In the proposed rules, the IRS went with a “bottom up” approach in which partnerships calculate their own adjusted income, making the adjustments to financial statement income required under CAMT, and a portion of that adjusted income would flow up to the partner or taxpayer as part of its own adjusted income.
That approach would mean more work for partnerships and came under heavy criticism after it was initially proposed. The Silicon Valley group recommended the IRS revise the proposed rules to include a “top down” approach.
Stock Buyback Tax
The Silicon Valley group urged the IRS and Treasury to remove the so-called funding rule from the proposed guidance on the excise tax on stock repurchases, under which a foreign company can be subject to the tax if its buybacks are deemed to have been funded by a US subsidiary.
The 1% tax is levied on transactions when companies buy back their own stock.
The group said that the IRS and Treasury lack the statutory authority to extend the tax with the funding rule and that it would be overly burdensome on companies. The US Chamber of Commerce also asked that the funding rule be rescinded.
R&D Expenses
Businesses also requested additional guidance on write-offs for Section 174 research and development expenditures, which were amended in the 2017 tax law to require companies to amortize the expenses over a number of years, rather than deduct them the year they were incurred.
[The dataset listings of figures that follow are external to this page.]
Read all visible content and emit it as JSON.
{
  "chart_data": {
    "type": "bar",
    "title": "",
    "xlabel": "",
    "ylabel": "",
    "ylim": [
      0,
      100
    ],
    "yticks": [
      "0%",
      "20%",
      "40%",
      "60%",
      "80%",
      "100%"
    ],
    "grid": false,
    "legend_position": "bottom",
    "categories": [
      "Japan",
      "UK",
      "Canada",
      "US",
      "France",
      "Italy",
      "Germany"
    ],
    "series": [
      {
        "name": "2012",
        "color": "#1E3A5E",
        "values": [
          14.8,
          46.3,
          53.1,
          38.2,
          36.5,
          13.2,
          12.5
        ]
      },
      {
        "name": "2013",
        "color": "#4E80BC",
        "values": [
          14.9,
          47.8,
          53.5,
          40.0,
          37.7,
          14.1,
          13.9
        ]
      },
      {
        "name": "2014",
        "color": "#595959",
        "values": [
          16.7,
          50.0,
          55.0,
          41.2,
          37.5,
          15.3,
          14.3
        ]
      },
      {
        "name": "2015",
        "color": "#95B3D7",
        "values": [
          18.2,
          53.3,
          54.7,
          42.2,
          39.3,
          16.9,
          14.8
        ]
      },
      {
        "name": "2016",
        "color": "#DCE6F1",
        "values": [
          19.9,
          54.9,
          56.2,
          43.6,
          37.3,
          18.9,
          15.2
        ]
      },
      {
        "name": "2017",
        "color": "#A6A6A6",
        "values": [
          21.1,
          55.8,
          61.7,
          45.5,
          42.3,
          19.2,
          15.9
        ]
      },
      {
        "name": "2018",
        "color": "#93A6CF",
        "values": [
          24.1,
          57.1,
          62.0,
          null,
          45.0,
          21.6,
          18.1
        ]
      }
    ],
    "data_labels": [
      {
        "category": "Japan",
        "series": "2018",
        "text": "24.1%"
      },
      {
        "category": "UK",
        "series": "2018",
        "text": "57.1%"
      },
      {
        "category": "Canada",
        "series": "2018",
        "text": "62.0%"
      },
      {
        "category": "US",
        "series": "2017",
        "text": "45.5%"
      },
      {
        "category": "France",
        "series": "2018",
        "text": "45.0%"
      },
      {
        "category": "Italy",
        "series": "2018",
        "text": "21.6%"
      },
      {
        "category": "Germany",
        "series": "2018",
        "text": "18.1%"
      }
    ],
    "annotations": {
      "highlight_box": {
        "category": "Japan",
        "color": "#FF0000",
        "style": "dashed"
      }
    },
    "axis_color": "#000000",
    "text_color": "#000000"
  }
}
That meant companies can take fewer R&D deductions in any one year and thus must pay higher taxes, but the government has yet to provide guidance on how that will be implemented.
The ABA said the statute modifying the rules failed to define what expenditures counted as amortizable R&D, and asked for guidance on the definition of software development, treatment of costs in contract research arrangements, and other areas. The US Chamber of Commerce also requested guidance on Section 174.
Cloud Computing
The Chamber also urged that proposed regulations on determining the source of income from cloud-computing transactions be withdrawn. The regulations “would impose a rigid, formulaic new framework” and lead to “significant administrative and compliance costs on taxpayers” the group said.
Additionally, the Chamber also joined other groups in asking that regulations on “double-dipping” of corporate losses and foreign tax credits be withdrawn.
When it comes to transfer pricing guidance, the Silicon Valley group called for the IRS to rescind final regulations on including stock-based compensation in cost-sharing agreements, and joined the NFTCs calls to revoke the so-called periodic adjustments rule.
The Center for Regulatory Freedom, which is affiliated with the American Conservative Union Foundation, urged Treasury and the IRS to rescind regulations finalized in 2024 for brokers to report cryptocurrency transactions.
The regulations charge “extortionate” penalties for failure to comply and “significantly and unjustifiably impede both technological innovation and economic development,” the group said.